The World Health Organization Reviews Clinical Trials of Acupuncture
The World Health Organization has issued a report entitled "Acupuncture: Review and Analysis of Reports on Controlled Clinical Trials", listing four categories of diseases and disorders for which acupuncture may be considered to be effective. The review may be ordered at a link at the bottom of this page. A short summary of the findings of the review, published in 2002, follows:
Diseases, Symptoms or Conditions for Which Acupuncture has been Proved Through Controlled Trials to be an Effective Treatment
Adverse reactions to radiotherapy and/or chemotherapy, allergic rhinitis (including hay fever), biliary colic, depression (including depressive neurosis and depression following stroke), acute bacillary dysentery, primary dysmenorrhoea, acute epigastralgia (in peptic ulcer, acute and chronic gastritis, and gastrospasm), facial pain (including craniomandibular disorders), headache, essential hypertension, primary hypotension, induction of labour, knee pain, leukopenia, low back pain, correction of malposition of fetus, morning sickness, nausea and vomiting, neck pain, pain in dentistry (including dental pain and temporomandibular dysfunction), periarthritis of shoulder, postoperative pain, renal colic, rheumatoid arthritis, sciatica, sprain, stroke, tennis elbow.
Diseases, Symptoms or Conditions for which the Therapeutic Effect of Acupuncture has been Shown but for Which Further Proof is Needed
Abdominal pain (in acute gastroenteritis or due to gastrointestinal spasm), acne vulgaris, alcohol dependence and detoxification, bell's palsy, bronchial asthma, cancer pain, cardiac neurosis, chronic cholecystitis with acute exacerbation, cholelithiasis, competition stress syndrome, closed craniocerebral injury, non-insulin-dependent diabetes mellitus, earache, epidemic haemorrhagic fever, simple epistaxis (without generalized or local disease), eye pain due to subconjunctival injection, female infertility, facial spasm, female urethral syndrome, fibromyalgia and fasciitis, gastrokinetic disturbance, gouty arthritis, hepatitis b virus carrier status, herpes zoster (human (alpha) herpesvirus 3), hyperlipaemia, hypo-ovarianism, insomnia, labour pain, lactation deficiency, non-organic male sexual dysfunction, ménière disease, post-herpetic neuralgia, neurodermatitis, obesity, opium, cocaine and heroin dependence, osteoarthritis, pain due to endoscopic examination, pain in thromboangiitis obliterans, polycystic ovary syndrome (stein-leventhal syndrome), postextubation in children, postoperative convalescence, premenstrual syndrome, chronic prostatitis, pruritus, radicular and pseudoradicular pain syndrome, primary raynaud syndrome, recurrent lower urinary-tract infection, reflex sympathetic dystrophy, traumatic retention of urine, schizophrenia, drug-induced sialism, sjögren syndrome, sore throat (including tonsillitis), acute spine pain, stiff neck, temporomandibular joint dysfunction, tietze syndrome, tobacco dependence, tourette syndrome, chronic ulcerative colitis, urolithiasis, vascular dementia, whooping cough (pertussis)

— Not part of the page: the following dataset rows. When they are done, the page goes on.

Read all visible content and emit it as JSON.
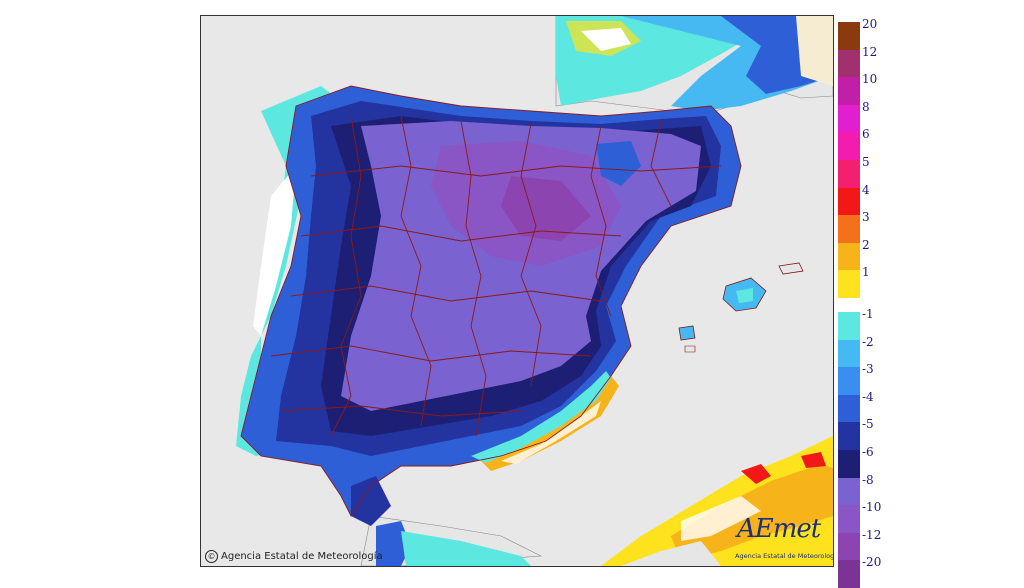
{
  "map": {
    "copyright": "Agencia Estatal de Meteorología",
    "logo": {
      "wordmark": "AEmet",
      "subtitle": "Agencia Estatal de Meteorología"
    }
  },
  "legend": {
    "items": [
      {
        "label": "20",
        "color": "#8b3a0f"
      },
      {
        "label": "12",
        "color": "#a0306e"
      },
      {
        "label": "10",
        "color": "#c21fa8"
      },
      {
        "label": "8",
        "color": "#e11fd0"
      },
      {
        "label": "6",
        "color": "#f21dae"
      },
      {
        "label": "5",
        "color": "#f2206e"
      },
      {
        "label": "4",
        "color": "#f21818"
      },
      {
        "label": "3",
        "color": "#f4701a"
      },
      {
        "label": "2",
        "color": "#f7b31a"
      },
      {
        "label": "1",
        "color": "#fde21d"
      },
      {
        "label": "-1",
        "color": "#5ce8e0"
      },
      {
        "label": "-2",
        "color": "#47b9f2"
      },
      {
        "label": "-3",
        "color": "#3a8ef0"
      },
      {
        "label": "-4",
        "color": "#2f5fd6"
      },
      {
        "label": "-5",
        "color": "#2333a0"
      },
      {
        "label": "-6",
        "color": "#1c1f74"
      },
      {
        "label": "-8",
        "color": "#7a62d0"
      },
      {
        "label": "-10",
        "color": "#8a55c4"
      },
      {
        "label": "-12",
        "color": "#8c44b0"
      },
      {
        "label": "-20",
        "color": "#7a3496"
      }
    ]
  }
}
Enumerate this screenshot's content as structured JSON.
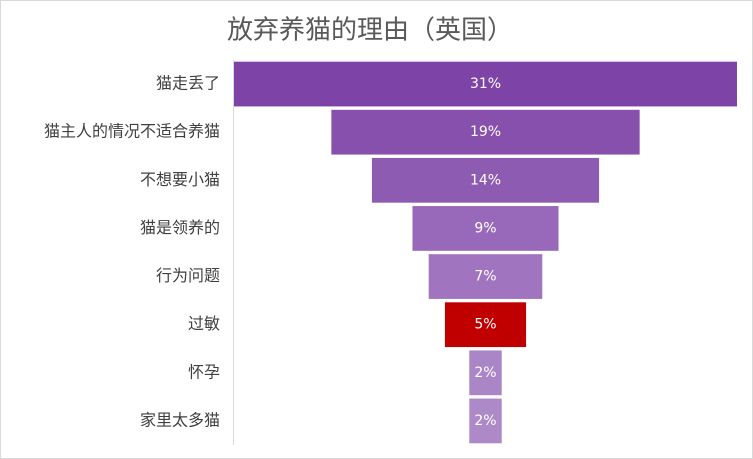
{
  "chart_data": {
    "type": "funnel",
    "title": "放弃养猫的理由（英国）",
    "categories": [
      "猫走丢了",
      "猫主人的情况不适合养猫",
      "不想要小猫",
      "猫是领养的",
      "行为问题",
      "过敏",
      "怀孕",
      "家里太多猫"
    ],
    "values": [
      31,
      19,
      14,
      9,
      7,
      5,
      2,
      2
    ],
    "value_labels": [
      "31%",
      "19%",
      "14%",
      "9%",
      "7%",
      "5%",
      "2%",
      "2%"
    ],
    "colors": [
      "#7e43a7",
      "#8750ad",
      "#8e5bb3",
      "#9868ba",
      "#a174c0",
      "#c00000",
      "#ab86c7",
      "#ad89c8"
    ]
  }
}
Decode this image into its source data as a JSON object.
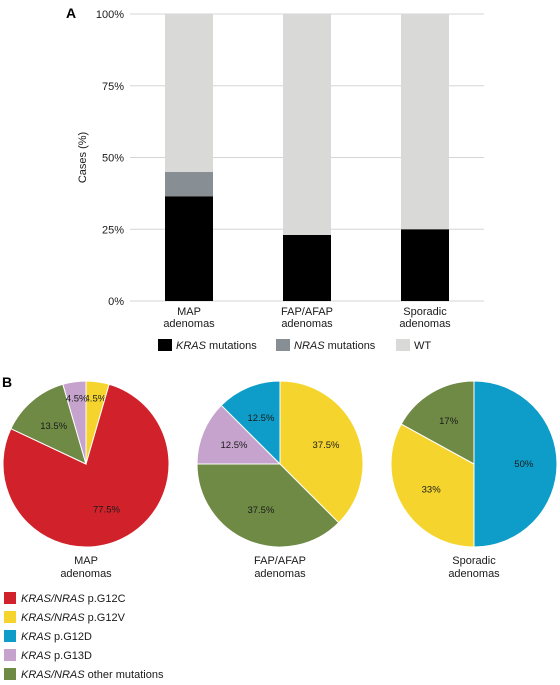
{
  "panels": {
    "a": "A",
    "b": "B"
  },
  "colors": {
    "kras": "#000000",
    "nras": "#878f94",
    "wt": "#d9dad7",
    "grid": "#d5d5d5",
    "g12c": "#d1222b",
    "g12v": "#f5d52d",
    "g12d": "#0d9dc8",
    "g13d": "#c6a3cd",
    "other": "#6f8a45"
  },
  "chart_data": [
    {
      "type": "bar",
      "stacked": true,
      "panel": "A",
      "ylabel": "Cases (%)",
      "ylim": [
        0,
        100
      ],
      "yticks": [
        "0%",
        "25%",
        "50%",
        "75%",
        "100%"
      ],
      "grid": true,
      "legend_position": "bottom",
      "categories": [
        [
          "MAP",
          "adenomas"
        ],
        [
          "FAP/AFAP",
          "adenomas"
        ],
        [
          "Sporadic",
          "adenomas"
        ]
      ],
      "series": [
        {
          "name_italic": "KRAS",
          "name_rest": " mutations",
          "color": "#000000",
          "values": [
            36.5,
            23,
            25
          ]
        },
        {
          "name_italic": "NRAS",
          "name_rest": " mutations",
          "color": "#878f94",
          "values": [
            8.5,
            0,
            0
          ]
        },
        {
          "name_italic": "",
          "name_rest": "WT",
          "color": "#d9dad7",
          "values": [
            55,
            77,
            75
          ]
        }
      ]
    },
    {
      "type": "pie",
      "panel": "B",
      "pies": [
        {
          "label": [
            "MAP",
            "adenomas"
          ],
          "slices": [
            {
              "key": "g12v",
              "value": 4.5,
              "label": "4.5%"
            },
            {
              "key": "g12c",
              "value": 77.5,
              "label": "77.5%"
            },
            {
              "key": "other",
              "value": 13.5,
              "label": "13.5%"
            },
            {
              "key": "g13d",
              "value": 4.5,
              "label": "4.5%"
            }
          ]
        },
        {
          "label": [
            "FAP/AFAP",
            "adenomas"
          ],
          "slices": [
            {
              "key": "g12v",
              "value": 37.5,
              "label": "37.5%"
            },
            {
              "key": "other",
              "value": 37.5,
              "label": "37.5%"
            },
            {
              "key": "g13d",
              "value": 12.5,
              "label": "12.5%"
            },
            {
              "key": "g12d",
              "value": 12.5,
              "label": "12.5%"
            }
          ]
        },
        {
          "label": [
            "Sporadic",
            "adenomas"
          ],
          "slices": [
            {
              "key": "g12d",
              "value": 50,
              "label": "50%"
            },
            {
              "key": "g12v",
              "value": 33,
              "label": "33%"
            },
            {
              "key": "other",
              "value": 17,
              "label": "17%"
            }
          ]
        }
      ],
      "legend": [
        {
          "key": "g12c",
          "italic": "KRAS/NRAS",
          "rest": " p.G12C"
        },
        {
          "key": "g12v",
          "italic": "KRAS/NRAS",
          "rest": " p.G12V"
        },
        {
          "key": "g12d",
          "italic": "KRAS",
          "rest": " p.G12D"
        },
        {
          "key": "g13d",
          "italic": "KRAS",
          "rest": " p.G13D"
        },
        {
          "key": "other",
          "italic": "KRAS/NRAS",
          "rest": " other mutations"
        }
      ]
    }
  ]
}
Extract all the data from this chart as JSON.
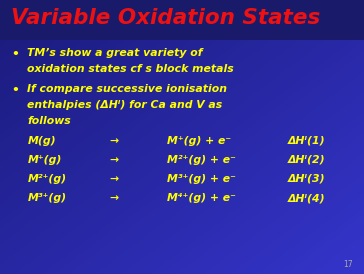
{
  "bg_color_dark": "#1a1a7a",
  "bg_color_bright": "#3535cc",
  "title": "Variable Oxidation States",
  "title_color": "#ee1111",
  "title_bg": "#1a1a6a",
  "bullet_color": "#ffff00",
  "bullet1_line1": "TM’s show a great variety of",
  "bullet1_line2": "oxidation states cf s block metals",
  "bullet2_line1": "If compare successive ionisation",
  "bullet2_line2": "enthalpies (ΔHᴵ) for Ca and V as",
  "bullet2_line3": "follows",
  "eq_left": [
    "M(g)",
    "M⁺(g)",
    "M²⁺(g)",
    "M³⁺(g)"
  ],
  "eq_arrow": [
    "→",
    "→",
    "→",
    "→"
  ],
  "eq_right": [
    "M⁺(g) + e⁻",
    "M²⁺(g) + e⁻",
    "M³⁺(g) + e⁻",
    "M⁴⁺(g) + e⁻"
  ],
  "eq_dh": [
    "ΔHᴵ(1)",
    "ΔHᴵ(2)",
    "ΔHᴵ(3)",
    "ΔHᴵ(4)"
  ],
  "eq_color": "#ffff00",
  "page_num": "17",
  "page_num_color": "#aaaaaa"
}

Diseases, Symptoms or Conditions for Which There are Only Individual Controlled Trials Reporting Some Therapeutic Effects, but for Which Acupuncture is Worth Trying Because Treatment by Conventional and Other Therapies is Difficult
Chloasma, central serous choroidopathy, colour blindness, deafness, hypophrenia, irritable colon syndrome, neuropathic bladder in spinal cord injury, chronic pulmonary heart disease, small airway obstruction
Diseases, Symptoms or Conditions for which Acupuncture may be Tried Provided the Practitioner has Special Modern Medical Knowledge and Adequate Monitoring Equipment
Breathlessness in chronic obstructive pulmonary disease, coma, convulsions in infants, coronary heart disease (angina pectoris), diarrhoea in infants and young children, late stage viral encephalitis in children, progressive bulbar and pseudobulbar paralysis
Commentary
It is important to utilize the concept of controlled clinical trials to learn more about the factors leading to successful treatment with acupuncture. The limitations of such trials are that individual factors and patient characteristics are de-emphasized, and individualized treatments are not possible. It may be possible to obtain better results if treatment is individualized, and this will obviously be impossible to to study using standardized trials. However, the review by the World Health Organization is a helpful addition to the increasing body of research supporting the use of Traditional Chinese medicine.